ABSTRACT

Guglielmo Zucco, or Googi, the Shabbas goy, who was sought by Joey on their wood-stealing expedition, lived in a three-room tenement flat on the Bowery between Stanton and Houston Streets. It was an old, sooty-colored crumbling structure that hung limp between the Grand Hotel, a Bowery flop house (25 cents a room, 15 cents a bed, showers free) and a loft building occupied by a wholesale crockery house and two paper-box manufacturers. Zucco père was a brigand of a Sicilian who, years before, had been separated from his savings by a pair of obliging countrymen who had sold him a money-making machine. They assured him that if he left fifteen ten-dollar bills in the machine (which they sold him for only fifty dollars as a special concession) he would find ten times that amount at the end of a week.
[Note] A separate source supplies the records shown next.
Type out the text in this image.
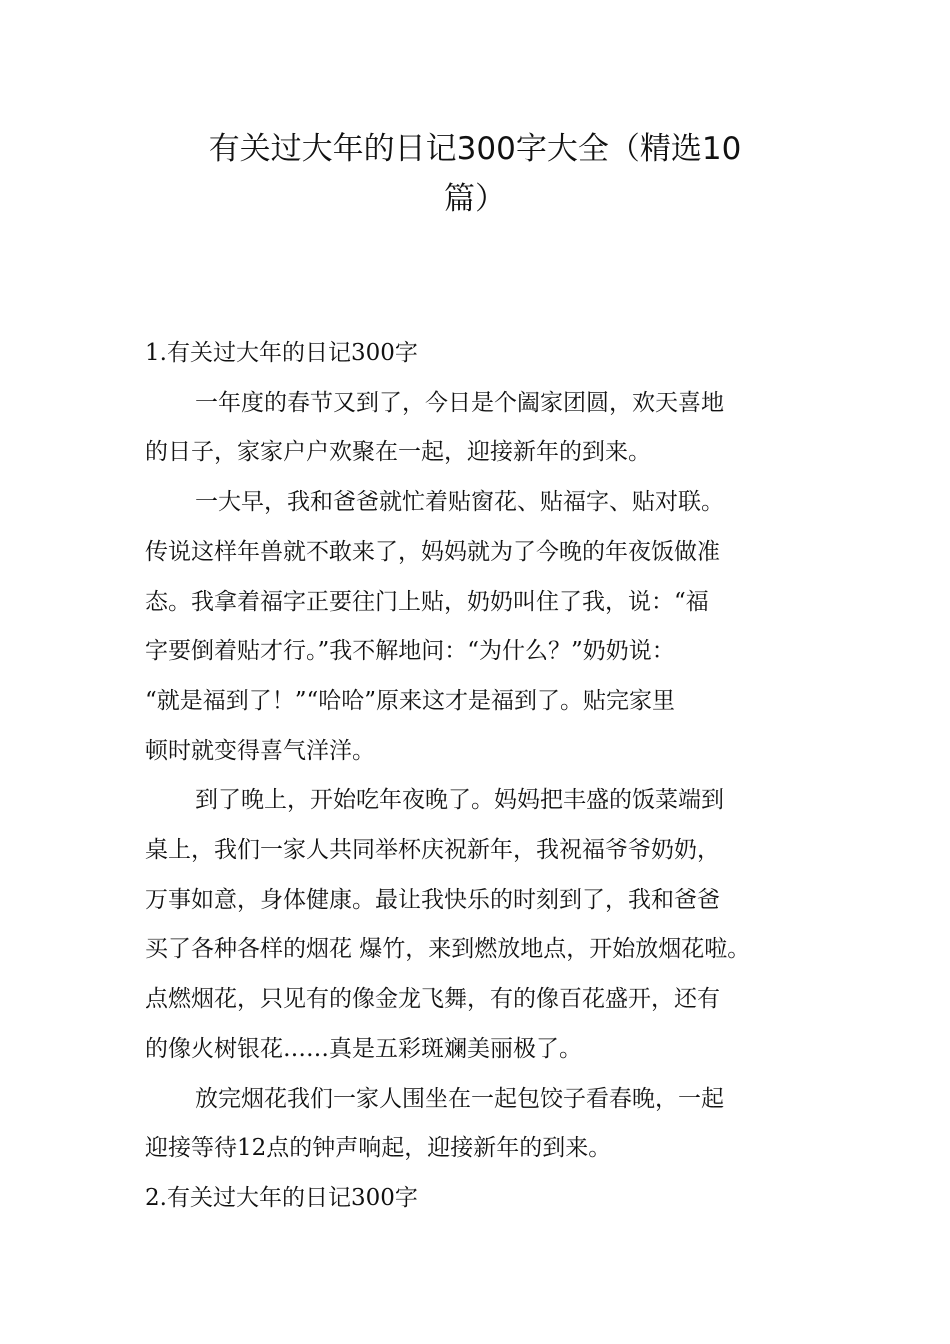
有关过大年的日记300字大全（精选10
篇）
1.有关过大年的日记300字

一年度的春节又到了，今日是个阖家团圆，欢天喜地
的日子，家家户户欢聚在一起，迎接新年的到来。

一大早，我和爸爸就忙着贴窗花、贴福字、贴对联。
传说这样年兽就不敢来了，妈妈就为了今晚的年夜饭做准
态。我拿着福字正要往门上贴，奶奶叫住了我，说：“福
字要倒着贴才行。”我不解地问：“为什么？”奶奶说：
“就是福到了！”“哈哈”原来这才是福到了。贴完家里
顿时就变得喜气洋洋。

到了晚上，开始吃年夜晚了。妈妈把丰盛的饭菜端到
桌上，我们一家人共同举杯庆祝新年，我祝福爷爷奶奶，
万事如意，身体健康。最让我快乐的时刻到了，我和爸爸
买了各种各样的烟花 爆竹，来到燃放地点，开始放烟花啦。
点燃烟花，只见有的像金龙飞舞，有的像百花盛开，还有
的像火树银花……真是五彩斑斓美丽极了。

放完烟花我们一家人围坐在一起包饺子看春晚，一起
迎接等待12点的钟声响起，迎接新年的到来。

2.有关过大年的日记300字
Then they sat down and figured out with him that ten times $150 is $1,500 and with that tidy sum he could return to his native village and live out his years in affluence. And while he relaxed, the machine would re-vitalize inself for a second miracle. Zucco wanted to believe and bought the contrivance. To guarantee results they volunteered to insert the money properly for him. Didn’t he give them his savings with his own hands and didn’t he watch them insert the bills with his own eyes? Every night for six days he came home from work and prayed before the mysterious box with its magical arrangement of spools and wires.